XLU – SPDR Utilities We bought low beta Utilities on discount on 10/20. TRADE bearish and TREND bullish.

EWG – iShares Germany Chancellor Angela Merkel won reelection with her pro-business coalition partners the Free Democrats. We expect to see continued leadership from her team with a focus on economic growth, including tax cuts. We believe that Germany’s powerful manufacturing capacity remains a primary structural advantage; with fundamentals improving in a low CPI/interest rate environment, we expect slow but steady economic improvement from Europe’s largest economy.

GLD – SPDR Gold We bought back our long standing bullish position on gold on a down day on 9/14 with the threat of US centric stagflation heightening.   

CYB – WisdomTree Dreyfus Chinese Yuan The Yuan is a managed floating currency that trades inside a 0.5% band around the official PBOC mark versus a FX basket. Not quite pegged, not truly floating; the speculative interest in the Yuan/USD forward market has increased dramatically in recent years.
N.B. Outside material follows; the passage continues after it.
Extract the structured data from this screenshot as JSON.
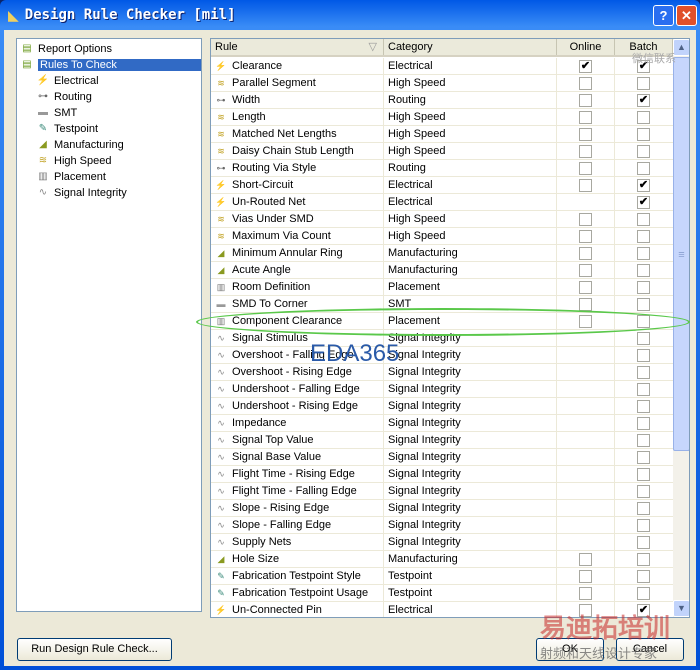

We trade the ETN CYB to take exposure to this managed currency in a managed economy hoping to manage our risk as the stimulus led recovery in China dominates global trade.

TIP – iShares TIPS The iShares etf, TIP, which is 90% invested in the inflation protected sector of the US Treasury Market currently offers a compelling yield. We believe that future inflation expectations are currently mispriced and that TIPS are a efficient way to own yield on an inflation protected basis, especially in the context of our re-flation thesis.

 
SHORT ETFS
 
EWY – iShares South Korea South Korea has joined Japan in the ominous position of broken TREND and TRADE. This is not China or Taiwan. This is an early cycle economy that we want to be short against China/Taiwan.

XLI – SPDR Industrials Industrials shot up +1.1% on 11/3 because of a monster Berkshire bid. That’s now in the price of XLI. We’ll short expectations for V-shaped recovery. TRADE bullish, TREND bullish.

EWU – iShares UK Despite areas of improvement, broader fundamentals remain shaky in the UK: government debt continues to expand, leadership in critical positions lacks, and the country’s leverage to the banking sector remains glaringly negative.  Q3 saw its GDP contract by -0.4%. Further bank stimulus and the BOE’s increase in its bond purchasing program suggest that this will not end well.

XLY – SPDR Consumer Discretionary We shorted Howard Penney’s view on Consumer Discretionary stocks on 10/30. TRADE and TREND bullish.  

EWJ – iShares Japan While a sweeping victory for the Democratic Party of Japan has ended over 50 years of rule by the LDP bringing some hope to voters; the new leadership  appears, if anything, to have a less developed recovery plan than their predecessors. We view Japan as something of a Ponzi Economy -with a population maintaining very high savings rate whose nest eggs allow the government to borrow at ultra low interest levels in order to execute stimulus programs designed to encourage people to save less. This cycle of internal public debt accumulation (now hovering at close to 200% of GDP) is anchored to a vicious demographic curve that leaves the Japanese economy in the long-term position of a man treading water with a bowling ball in his hands.

UUP – PowerShares US Dollar We re-shorted the US Dollar on strength on 10/20. There continues to be no government plan to support it.

FXB – CurrencyShares British Pound Sterling The Pound is the only major currency that looks remotely as precarious as the US Dollar. We shorted the Pound into strength on 10/16.

SHY – iShares 1-3 Year Treasury Bonds  If you pull up a three year chart of 2-Year Treasuries you'll see the massive macro Trend of interest rates starting to move in the opposite direction. We call this chart the "Queen Mary" and its new-found positive slope means that America's cost of capital will start to go up, implying that access to capital will tighten. Yields are going to continue to make higher-highs and higher lows until consensus gets realistic.